Si è mai preparati alla morte? La domanda arriva a fine lettura, chiedendoci se e come ci si possa preparare ad un evento del genere. Consapevoli di non essere immortali e doverci fare i conti tutti, nessuno è mai preparato alla morte. Non ci sono istruzioni per l’uso e non hanno ancora stilato il decalogo delle dieci regole per prepararsi meglio a morire. Quindi la risposta è no. Non è pronto chi ha avuto sentenza di morte e non lo è chi accanto al proprio caro è deciso a vivere con lui quell’incubo.

Quando la madre di Mattia ritorna dall’ospedale, lui e il padre hanno la consapevolezza che l’inferno dovranno viverlo sulla propria pelle, visto che per la madre non ci sono più speranze. E pensare che anni prima era riuscita a liberarsi di quell’orrore. Un controllo di routine, una diagnosi di cancro e un intervento immediato che l’avevano portata a eliminare quel mostro che si era appropriato senza permesso del suo corpo. C’è un periodo di tempo in cui il cancro può ripresentarsi, quindi bisogna stare attenti e sottoporsi regolarmente a tutti i controlli necessari. Superato questo, secondo i medici il pericolo di una recidiva è scongiurato. Sembra. Si vede che la madre di Mattia rientra nei casi rari, visto che sei anni dopo il cancro si ripresenta, stavolta più forte e in una zona meno accessibile, dove i medici hanno più timore ad intervenire. In casi del genere si tenta il tutto per tutto visto che in palio c’è la vita, la sopravvivenza.

La regola è molto semplice, se un medico dà speranze è un medico buono, se non le dà è cattivo.

Non si era arresa, lo aveva combattuto di nuovo, ma stavolta dalla battaglia col mostro era uscita sconfitta. Per Mattia e suo padre tutto questo si traduceva con l’intenzione di far trascorrere  al meglio alla madre gli ultimi mesi che le restavano, provando a trasformare quell’assurda situazione in normalità. Una quotidianità che li aveva portarti a modificare casa loro in una succursale di una stanza d’ospedale, di conoscere termini medici incomprensibili ai più ma da loro usati con una naturalezza disarmante e ad avere sul pc un documento word con tutti i medicinali da usare. La vita di Mattia è come annullata, tutto si fa in funzione delle esigenze della madre, a distrarlo solo il suo lavoro in videoteca e le ore trascorse con la sua fidanzata.

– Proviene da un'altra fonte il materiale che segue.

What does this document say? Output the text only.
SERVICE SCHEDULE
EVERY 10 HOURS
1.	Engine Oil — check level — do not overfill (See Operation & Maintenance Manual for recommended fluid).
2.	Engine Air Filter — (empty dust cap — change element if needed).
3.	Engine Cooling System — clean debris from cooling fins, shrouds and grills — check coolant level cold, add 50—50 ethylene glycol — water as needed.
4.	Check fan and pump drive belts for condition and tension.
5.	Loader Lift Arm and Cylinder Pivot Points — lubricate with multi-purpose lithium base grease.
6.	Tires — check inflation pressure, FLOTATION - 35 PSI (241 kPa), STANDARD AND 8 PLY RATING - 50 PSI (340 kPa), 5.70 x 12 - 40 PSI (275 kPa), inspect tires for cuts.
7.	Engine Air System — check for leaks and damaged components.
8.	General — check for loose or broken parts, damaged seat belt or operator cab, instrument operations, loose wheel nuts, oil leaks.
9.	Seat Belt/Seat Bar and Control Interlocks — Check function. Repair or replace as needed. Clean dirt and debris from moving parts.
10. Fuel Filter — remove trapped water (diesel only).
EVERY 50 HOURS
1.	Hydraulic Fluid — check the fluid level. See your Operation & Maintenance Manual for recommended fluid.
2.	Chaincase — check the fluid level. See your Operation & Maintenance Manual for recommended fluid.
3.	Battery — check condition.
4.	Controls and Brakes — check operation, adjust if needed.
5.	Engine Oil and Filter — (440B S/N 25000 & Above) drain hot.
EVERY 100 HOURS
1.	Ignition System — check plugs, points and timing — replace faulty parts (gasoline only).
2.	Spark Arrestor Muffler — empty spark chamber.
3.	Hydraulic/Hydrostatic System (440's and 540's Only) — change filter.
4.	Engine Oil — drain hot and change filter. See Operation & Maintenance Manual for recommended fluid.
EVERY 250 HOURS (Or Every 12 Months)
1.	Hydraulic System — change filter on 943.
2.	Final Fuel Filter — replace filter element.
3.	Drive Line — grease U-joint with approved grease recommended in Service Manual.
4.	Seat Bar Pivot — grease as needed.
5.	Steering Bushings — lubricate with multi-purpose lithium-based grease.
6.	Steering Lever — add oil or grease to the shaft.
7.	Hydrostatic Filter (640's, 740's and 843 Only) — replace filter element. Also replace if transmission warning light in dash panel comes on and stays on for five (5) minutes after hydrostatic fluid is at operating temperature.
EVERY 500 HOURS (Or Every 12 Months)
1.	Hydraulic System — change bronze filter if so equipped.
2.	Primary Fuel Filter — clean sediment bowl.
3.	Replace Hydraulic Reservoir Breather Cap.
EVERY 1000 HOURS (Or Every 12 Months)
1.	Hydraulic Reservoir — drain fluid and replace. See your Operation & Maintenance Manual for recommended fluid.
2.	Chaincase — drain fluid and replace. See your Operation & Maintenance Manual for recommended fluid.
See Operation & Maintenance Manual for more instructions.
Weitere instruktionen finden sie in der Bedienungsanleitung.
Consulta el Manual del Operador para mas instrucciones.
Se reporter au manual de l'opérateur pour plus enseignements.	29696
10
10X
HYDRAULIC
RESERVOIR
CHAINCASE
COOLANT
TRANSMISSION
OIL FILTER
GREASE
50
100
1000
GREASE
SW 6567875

Chi muore viene spesso accusato di una colpa assurda, quella di volersene andare.

Chi ci è passato lo sa. Accusare qualcuno, trovare una spiegazione logica, incanalare il dolore in rabbia è quasi un processo fondamentale che fa parte dell’elaborazione del lutto, e che porta a volte ad accusare stesso chi morto ad averci lasciato in una situazione più grande di noi che facciamo fatica a gestire. L’invenzione della morte non è un libro sulla perdita di un genitore, è sul percorso che ti porta a questo, sul dolore che ne deriva e sulla rabbia che si scatena. Un libro che grazie ai capitoli brevi e la narrazione in terza persona, ammalia il lettore e lo cattura tra le righe. Delicato e al tempo stesso emotivamente potente rientra nella categoria libri assolutamente da leggere che difficilmente si dimenticano.